Correlation Between AMC Entertainment and Tech Central
Can any of the company-specific risk be diversified away by investing in both AMC Entertainment and Tech Central at the same time? Although using a correlation coefficient on its own may not help to predict future stock returns, this module helps to understand the diversifiable risk of combining AMC Entertainment and Tech Central into the same portfolio, which is an essential part of the fundamental portfolio management process.
By analyzing existing cross correlation between AMC Entertainment Holdings and Tech Central, you can compare the effects of market volatilities on AMC Entertainment and Tech Central and check how they will diversify away market risk if combined in the same portfolio for a given time horizon. You can also utilize pair trading strategies of matching a long position in AMC Entertainment with a short position of Tech Central. Check out your portfolio center. Please also check ongoing floating volatility patterns of AMC Entertainment and Tech Central.
Diversification Opportunities for AMC Entertainment and Tech Central
0.0 | Correlation Coefficient |
Pay attention - limited upside
The 3 months correlation between AMC and Tech is 0.0. Overlapping area represents the amount of risk that can be diversified away by holding AMC Entertainment Holdings and Tech Central in the same portfolio, assuming nothing else is changed. The correlation between historical prices or returns on Tech Central and AMC Entertainment is a relative statistical measure of the degree to which these equity instruments tend to move together. The correlation coefficient measures the extent to which returns on AMC Entertainment Holdings are associated (or correlated) with Tech Central. Values of the correlation coefficient range from -1 to +1, where. The correlation of zero (0) is possible when the price movement of Tech Central has no effect on the direction of AMC Entertainment i.e., AMC Entertainment and Tech Central go up and down completely randomly.
Pair Corralation between AMC Entertainment and Tech Central
If you would invest 270.00 in AMC Entertainment Holdings on May 8, 2025 and sell it today you would earn a total of 14.00 from holding AMC Entertainment Holdings or generate 5.19% return on investment over 90 days.

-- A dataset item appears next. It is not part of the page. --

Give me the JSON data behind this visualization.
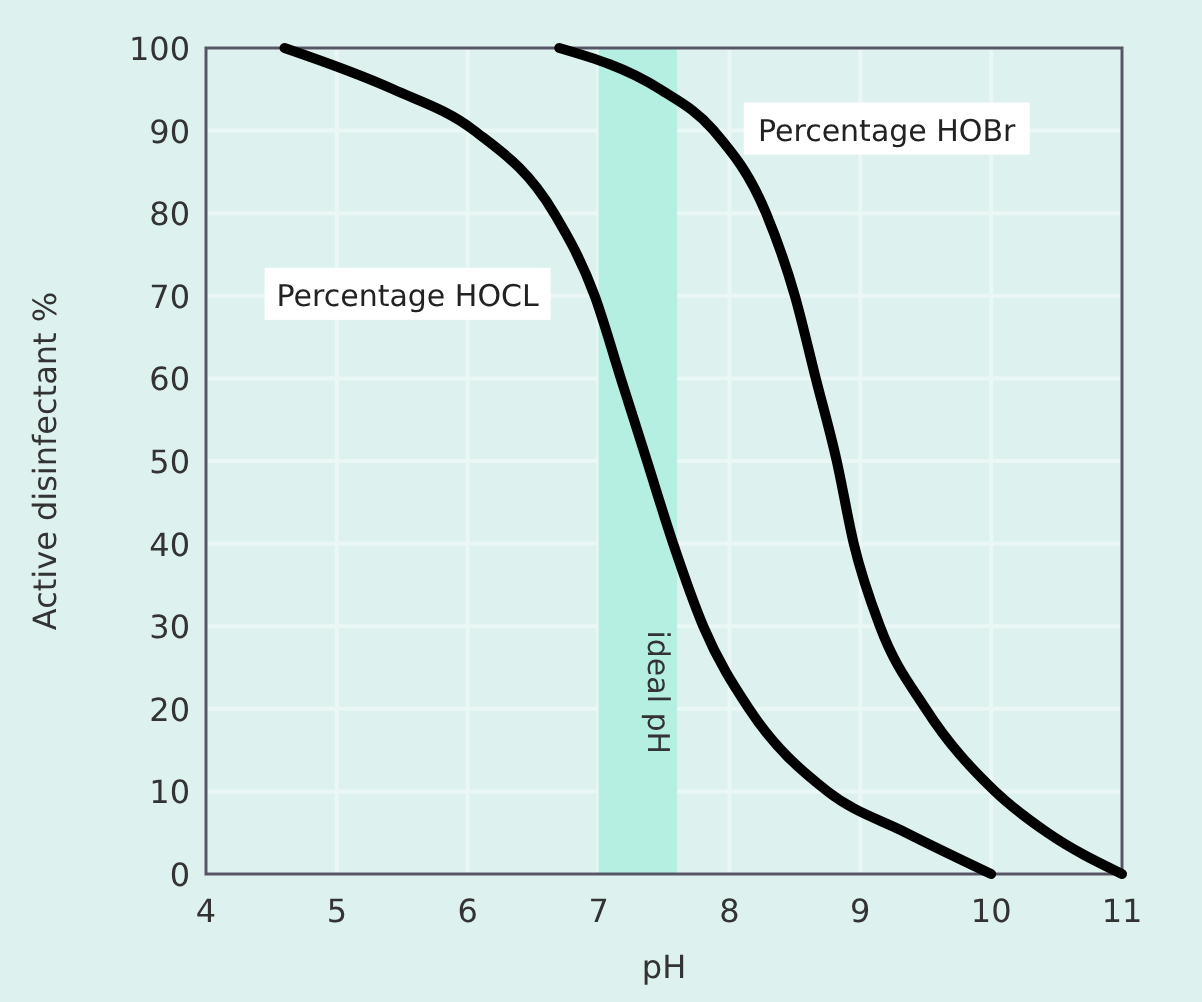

Time Period | 3 Months [change] |
Direction | Flat |
Strength | Insignificant |
Accuracy | 98.39% |
Values | Daily Returns |
AMC Entertainment Holdings vs. Tech Central
Performance |
Timeline |
AMC Entertainment |
Tech Central |
AMC Entertainment and Tech Central Volatility Contrast
Predicted Return Density |
Returns |
Pair Trading with AMC Entertainment and Tech Central
The main advantage of trading using opposite AMC Entertainment and Tech Central positions is that it hedges away some unsystematic risk. Because of two separate transactions, even if AMC Entertainment position performs unexpectedly, Tech Central can make up some of the losses. Pair trading also minimizes risk from directional movements in the market. For example, if an entire industry or sector drops because of unexpected headlines, the short position in Tech Central will offset losses from the drop in Tech Central's long position.AMC Entertainment vs. Cinemark Holdings | AMC Entertainment vs. Roku Inc | AMC Entertainment vs. Netflix | AMC Entertainment vs. Paramount Global Class |
Tech Central vs. Netflix | Tech Central vs. Walt Disney | Tech Central vs. Paramount Global Class | Tech Central vs. AMC Entertainment Holdings |
Check out your portfolio center.Note that this page's information should be used as a complementary analysis to find the right mix of equity instruments to add to your existing portfolios or create a brand new portfolio. You can also try the Price Exposure Probability module to analyze equity upside and downside potential for a given time horizon across multiple markets.